Schritt 1: Erstmal alles verharmlosen.
Schritt 2: Den Schuldigen ausmachen
Schritt 3: Merkwürdige juristische Argumente vorbringen
Schritt 4: Möglichst unauffällig auffällig darauf aufmerksam machen, dass man da jemanden kennt, der für Ärger sorgen könnte.
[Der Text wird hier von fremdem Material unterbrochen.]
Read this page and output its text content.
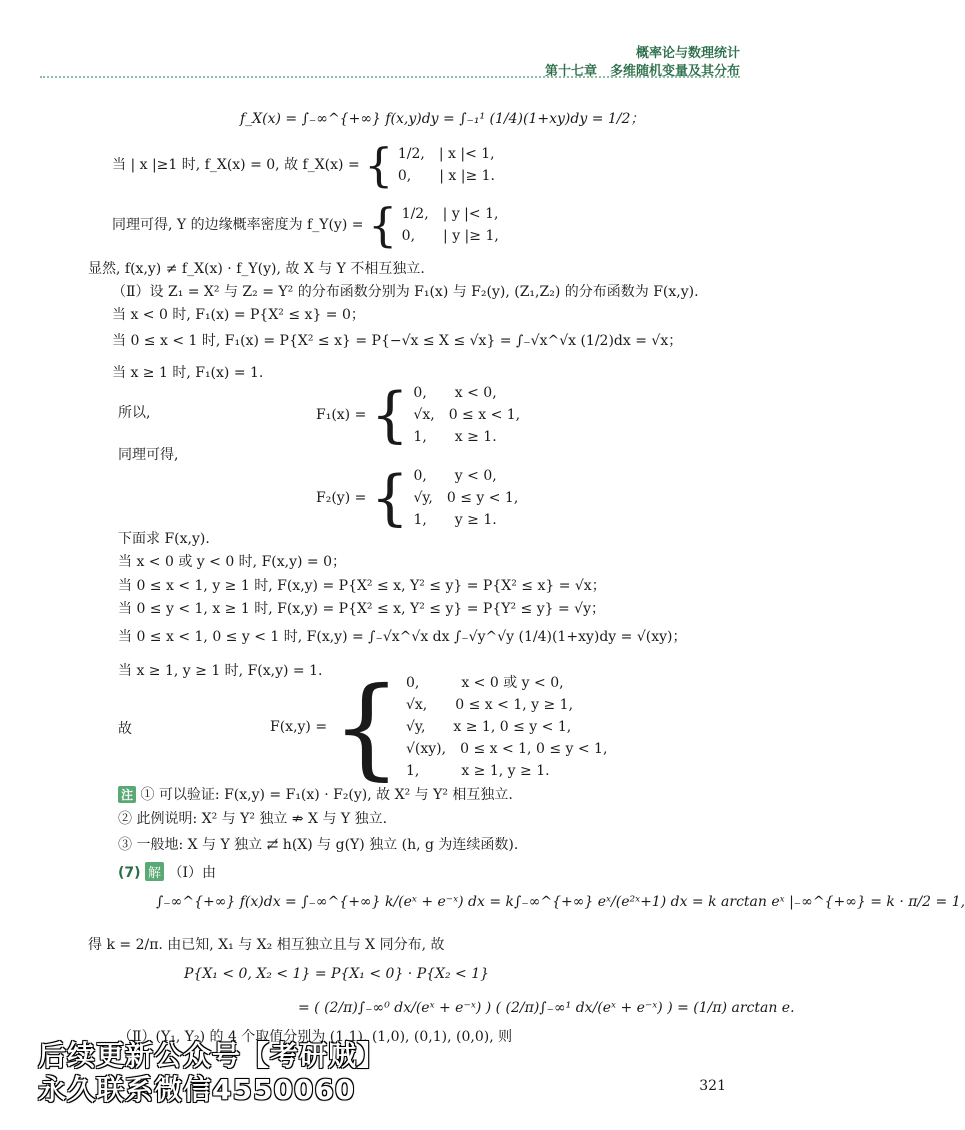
概率论与数理统计
第十七章　多维随机变量及其分布
f_X(x) = ∫₋∞^{+∞} f(x,y)dy = ∫₋₁¹ (1/4)(1+xy)dy = 1/2；
当 | x |≥1 时, f_X(x) = 0, 故 f_X(x) = { 1/2,　| x |< 1,
0,　　| x |≥ 1.
同理可得, Y 的边缘概率密度为 f_Y(y) = { 1/2,　| y |< 1,
0,　　| y |≥ 1,
显然, f(x,y) ≠ f_X(x) · f_Y(y), 故 X 与 Y 不相互独立.
（Ⅱ）设 Z₁ = X² 与 Z₂ = Y² 的分布函数分别为 F₁(x) 与 F₂(y), (Z₁,Z₂) 的分布函数为 F(x,y).
当 x < 0 时, F₁(x) = P{X² ≤ x} = 0；
当 0 ≤ x < 1 时, F₁(x) = P{X² ≤ x} = P{−√x ≤ X ≤ √x} = ∫₋√x^√x (1/2)dx = √x；
当 x ≥ 1 时, F₁(x) = 1.
所以,	F₁(x) = { 0,　　x < 0,
√x,　0 ≤ x < 1,
1,　　x ≥ 1.
同理可得,
F₂(y) = { 0,　　y < 0,
√y,　0 ≤ y < 1,
1,　　y ≥ 1.
下面求 F(x,y).
当 x < 0 或 y < 0 时, F(x,y) = 0；
当 0 ≤ x < 1, y ≥ 1 时, F(x,y) = P{X² ≤ x, Y² ≤ y} = P{X² ≤ x} = √x；
当 0 ≤ y < 1, x ≥ 1 时, F(x,y) = P{X² ≤ x, Y² ≤ y} = P{Y² ≤ y} = √y；
当 0 ≤ x < 1, 0 ≤ y < 1 时, F(x,y) = ∫₋√x^√x dx ∫₋√y^√y (1/4)(1+xy)dy = √(xy)；
当 x ≥ 1, y ≥ 1 时, F(x,y) = 1.
故	F(x,y) = { 0,　　　x < 0 或 y < 0,
√x,　　0 ≤ x < 1, y ≥ 1,
√y,　　x ≥ 1, 0 ≤ y < 1,
√(xy),　0 ≤ x < 1, 0 ≤ y < 1,
1,　　　x ≥ 1, y ≥ 1.
注 ① 可以验证: F(x,y) = F₁(x) · F₂(y), 故 X² 与 Y² 相互独立.
② 此例说明: X² 与 Y² 独立 ⇏ X 与 Y 独立.
③ 一般地: X 与 Y 独立 ⇄̸ h(X) 与 g(Y) 独立 (h, g 为连续函数).
(7) 解 （Ⅰ）由
∫₋∞^{+∞} f(x)dx = ∫₋∞^{+∞} k/(eˣ + e⁻ˣ) dx = k∫₋∞^{+∞} eˣ/(e²ˣ+1) dx = k arctan eˣ |₋∞^{+∞} = k · π/2 = 1,
得 k = 2/π. 由已知, X₁ 与 X₂ 相互独立且与 X 同分布, 故
P{X₁ < 0, X₂ < 1} = P{X₁ < 0} · P{X₂ < 1}
= ( (2/π)∫₋∞⁰ dx/(eˣ + e⁻ˣ) ) ( (2/π)∫₋∞¹ dx/(eˣ + e⁻ˣ) ) = (1/π) arctan e.
（Ⅱ）(Y₁, Y₂) 的 4 个取值分别为 (1,1), (1,0), (0,1), (0,0), 则
后续更新公众号【考研贼】
永久联系微信4550060	321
  1. Also, eigentlich haben die Hundis sich ja nur gefreut, immerhin ist der Lieferant ja mittlerweile so etwas wie ein Freund der Familie und obendrein hatte er auch noch Futter bei sich.
  2. Darüber hinaus wisse er, der Freund der Familie ja, dass hier Hunde leben, schliesslich hängen da Schilder und man habe ihn ja auch mehrfach darauf aufmerksam gemacht, dass der eine oder andere „nicht so nett“ wäre.
  3. Zudem, wenn man es jetzt ganz eng sehen würde, hätte die eine Fellnase sich ganz schön erschreckt, ja, dem armen Tier einfach so den Hintern ins Gebiss zu drücken wär ja ganz schön tierquälerisch und er würde Tiere doch mögen, oder?
  4. Aber wir wollen mal nicht so sein, ist ja nichts weiter passiert, ach der Kratzer, der heilt doch wieder. Aber was mir aufgefallen ist, sind das Sommerreifen da an dem Transporter? Uiuiui, wenn das der Lothar sehen würde, ja, der eine Polizist, auch ein Freund der Familie, das gäbe sicherlich ein Bußgeld.

Treffer versenkt.

Wahre Helden wissen, wann es Zeit ist, sich zurückzuziehen. Und so guckte der Lieferwagenfahrer etwas verduzzt und fuhr wieder. Vorher nickte er noch freundlich und murmelte „Sie müssen hier noch unterschreiben.“ Aber ich bin mir sicher, dass er eines ganz gewiss weiss. Irgendwo muss Kryptonit rumgelegen haben, denn eigentlich ist er unverwundbar.